Medical School and I are still in that honeymoon phase. Everything that happens is novel and exciting, and I’m still soaking it all in. However, yesterday was my first medical school exam and I think this “boyfriend” of mine might be slightly abusive. All told- after one week, the test covered somewhere around 16 topics or chapters. We had one hour of instruction for each chapter. I didn’t feel dead immediately afterwards and actually was pleased with my score, but by the end of yesterday, I NEEDED to lay down. You know your entire life is studying when “indulging” involves paying the extra fee to take the turnpike so you can get home to lay down faster. I also have been purchasing things left and right with loan money. Some things I needed (granola bars) and some things I decided I deserved (running stuff). I’m finding that I am very reward driven, and I end up negotiating with myself in my head even though I will really end up changing that negotiation (i.e. lying to myself) to get/do what I really feel like getting/doing in the end 🙂 For example, as soon as I woke up this morning I was trying to schedule my day so that I could get a nap in ASAP. At first it involved me saying “Okay Andi, just get through all the power points this evening really efficiently and then go to bed early.” Then I changed it to “You can study before dinner, take a nap, eat, and then study again.” Now the plan is to take a nap after I finish this blog and study later. Unfortunately the distractions and temptations that plagued me in undergrad are still a bump on the study-struggle-bus route only I don’t have the luxury of being able to play catch up and space out the workload a little. If you get behind, you get BEHIND, and you get behind QUICK. Because that test yesterday? We have another one 6 days from now over the next 18 chapters.

Categories
Medical School Science

OMM

Things are moving right along. I think you’ll find that my posts are getting shorter and more “this is what happened today” than actual long, thought out posts about certain topics.
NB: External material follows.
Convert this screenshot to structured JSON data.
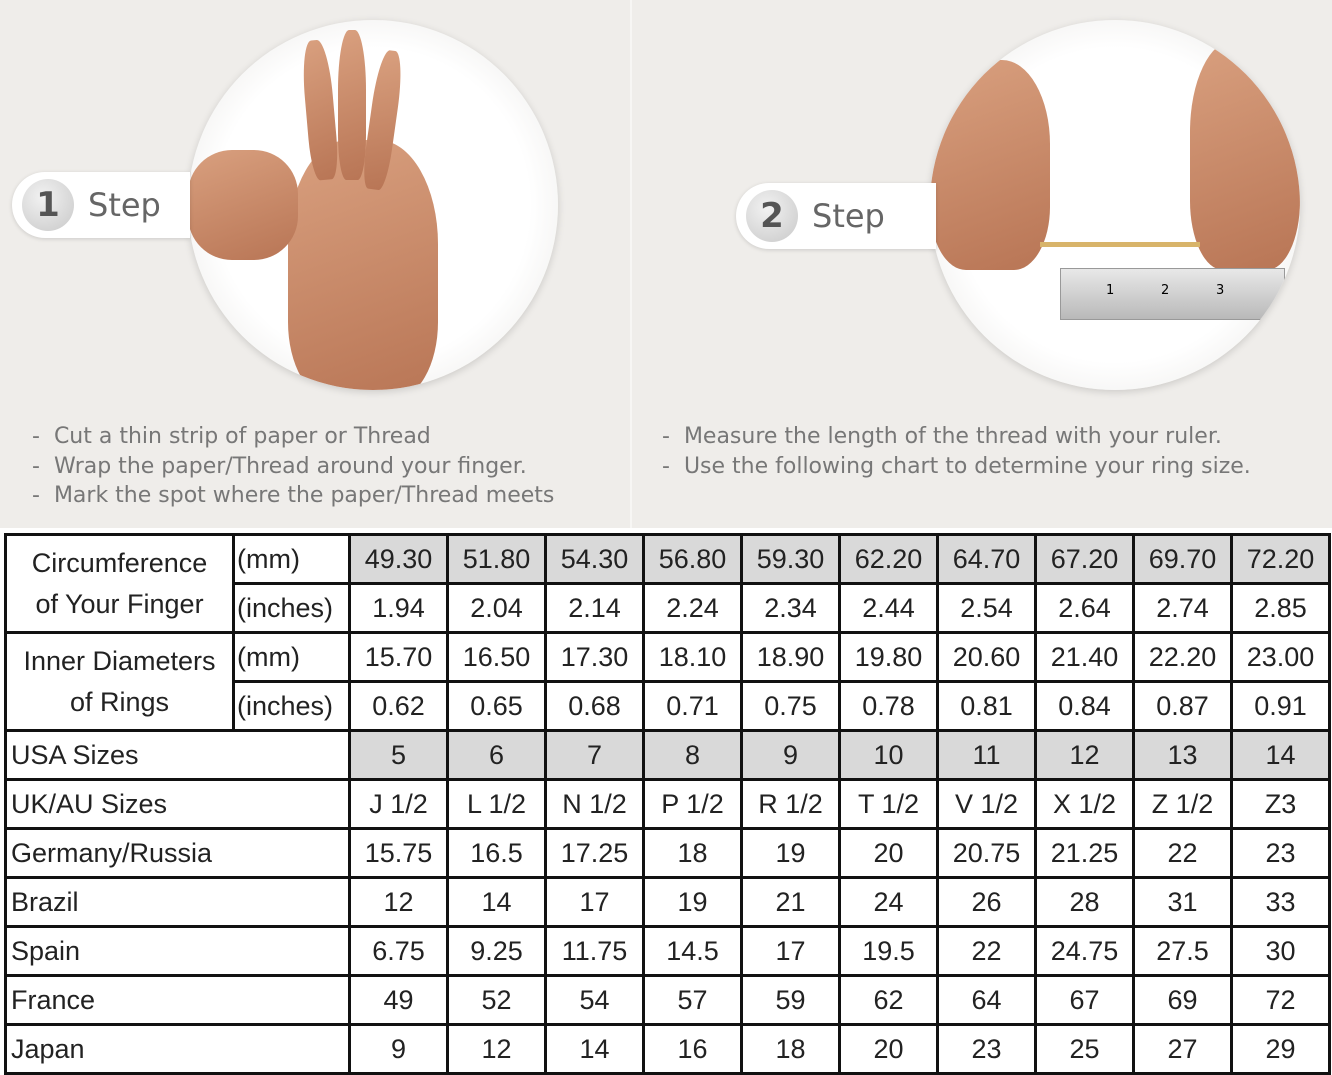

Things change.
Biochemistry is quick. I mean they tell you that in undergrad and they’re like “they’ll cover a semester in 6 weeks.” But you don’t really believe it. You’re just like “yeah sure but I’ll know more things by the time I’m there.” Nope. I’m still the same girl that falls asleep after trying to study too long. Also the whole “6 weeks” thing is more like two weeks. We have a midterm Monday. Quizzes 3/5 days in the week. Yup. Our final is a week from Monday. Then we move on. Three days in and we are in chapter 12. So there’s a little glance at how quick it goes.
In other, more exciting news, we went to OMM lab today. For those of you who don’t know, OMM is osteopathic manipulative medicine. We practiced touching a partner, getting to know what certain kinds of structures feel like under our skin and how to describe those things. It sounds basic but it was a relief after talking about michaelis-menten kinetics. Plus it makes me feel doctor-y. My partner found an “asymmetry” of touch on my back where my muscle was strained and the osteopath that was there adjusted me after class! Perks of being a stomach sleeper. It’s odd getting down at eye level with someone’s crotch and pushing on their iliac crest, but I liked it! Fun stuff.
Now back to studying!

Categories
Medical School Science

First day of medical school classes

Day one is in the books. I am a medical student. I survived one day. I sat there thanking my undergrad professors silently for giving me little morsels to remember. I actually thought of some tricks and deep rooted fundamental knowledge they taught me to help me dig into biochemistry today.
I’ve got to study some more still before I call it a night, but I thought I would share a little gem of a video that represents my life now.

Categories
Funny Life

Last Ditch Attempts

Today, as a last ditch attempt to get as smart as possible in a short amount of time, I decided to stare at the vitamin aisle wishing there was a pill to drastically improve brain function.
Tomorrow is the day I begin medical school classes.